SETBI’s College Education Behind Bars‘s Senior High PDL Students’ Team Defeats Thompson Christian Senior High Students

A debate team of six inmates from the senior high school at the College Education Behind Bars program in the Davao City Jail defeated a team of six Thompson Christian School senior high students. The debate took place on April 12, 2019, at the SETBI‘s College Education Behind Bars facility. The host debaters beat a Thompson Christian School team that had won first place for their debate skills. The Persons Deprived of Liberty (PDL)’s debating skills can help boost their confidence and change perceptions on both sides, people inside and people outside of the jail. The Social Entrepreneurship, Technology, & Business Institute (SETBI) organized the debate.

A panel of three professionals judged the event while local media, guards, staff, fellow PDL students, and student mentors who had trained them. watched. As a formal process of exchanging ideas about a topic, debating can provide an excellent way to build self-confidence and express disagreement or anger in a socially acceptable way and even teach more civic values than one could have anticipated. Many of the PDLs know the consequences of poor thinking and bad choices. The debate guided PDL students to think clearly and rationally before responding. Most of us do not value the freedom we have, but Thompson Christian School students glimpsed into the life of the incarcerated, perhaps a deterrent for possible unwise future decisions.

Actually for those who have never been inside the jail or prison, they should understand that all obstacles conjoin against the inmate students’ education. Education, however, is a great tool especially when paired with rehabilitation. This kind of debate program helps PDL students to discover their potential and to believe in themselves. One inmates said, "I don’t think I ever saw potential in myself, and this has given me the confidence that there is a potential in us and in me. There are other ways to make a living [besides selling drugs or using the drug]."

One of the Thompson students explained that the best part of the event was being able to speak with the inmates. The experience catapulted her into valuing her freedom, making good choices, determining which friends she would associate with, and deterring her from illegal activities. She admitted, “There is no other way I could have gotten the experience.” She was nervous only because she did not know what to expect. Entering a jail ushers a person into a whole different world with different rules, so that students remain cautious because they do not want to do something wrong unintentionally and come off as offensive. One acknowledged, “I was more afraid of how I would be conducting myself.” Both groups of students were nervous beforehand. Some of the PDL students were worried that they would not be as articulate or as prepared as the Thomson Christian School students. Working together during the visits to the College Education Behind Bars, the PDL students were able to bring a whole new perspective to the argument that TCS students could not have foreseen.

All the obstacles were against the PDL students’ success, because TCS students had a great deal at their disposal with access to information, such as the internet and libraries, and they had time to prepare more intensely. For the PDL students, however, the opportunity was a more personal experience. PDL students tried to demonstrate the aspects of the criminal justice system that their opponents had never considered. They had life perspectives. With these barriers, the debate gave the PDL students a sense of pride after completion.

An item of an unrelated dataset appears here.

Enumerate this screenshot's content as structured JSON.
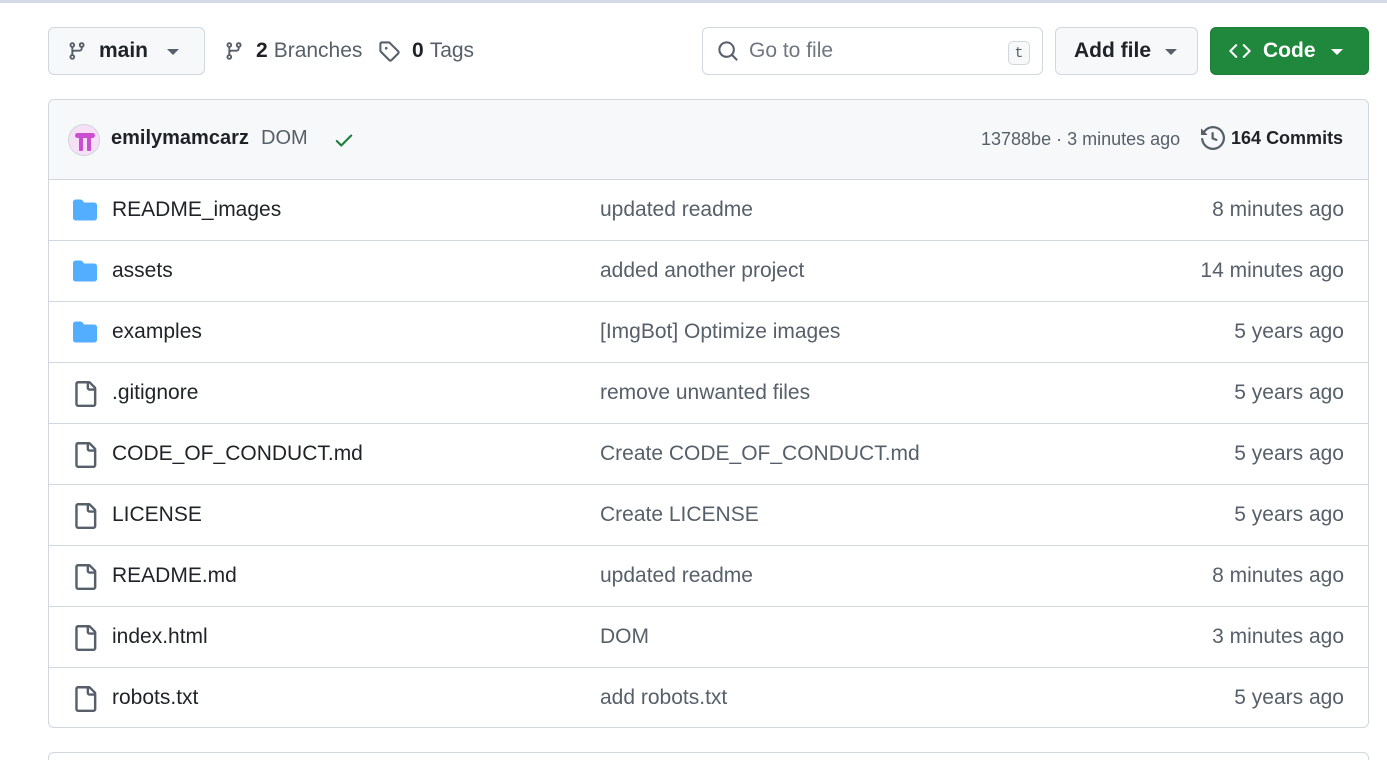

It is important for the inmate students to have a sense of self-worth when they leave the jail and are trying to turn their life around. It gives PDL students a sense of confidence when they see they have prepared through their education while detained and that they will be able to do well on the outside. Further, the debate helped TCS students see PDLs as humans, as opposed to just a face in the crowd or a group of the invisible. Fortunately, TCS students realized that the PDL students are real people, and while the students’ paths may be different, their overall goals remain the same, because both have hope and dreams.

Academic study is not the only part of instruction at the College Education Behind Bars. There are also recovery programs where students can learn how to deal with their hurts, habits, and hang ups including but not exclusive to co-dependency, compulsive behavior, drug and alcohol addictions, and other issues. College Education Behind Bars has more than 100 inmates enrolled in classes now. The Social Entrepreneur Institute, the Bureau of Jail Management and Penology, Thompson Christian School, and the Department of Education in the Philippines (DepEd) initiated the Senior High Program at the College Education Behind Bars. Senior high students register at TCS, graduate from that K-12 institution, and get their diploma from TCS. Thompson sends its teachers to the SEI’s College Education Behind Bars facility to teach the inmate students. TCS also provides modules for SH students to follow. The inmate students enroll in Thompson, read the same school-assigned textbooks, and complete the equivalent SH level assignments as the “outside” SHS students. The only difference is that TCS teachers travel to the Davao City Jail, like USEP faculty in the college program, to teach courses there, instead of at the main high school campus.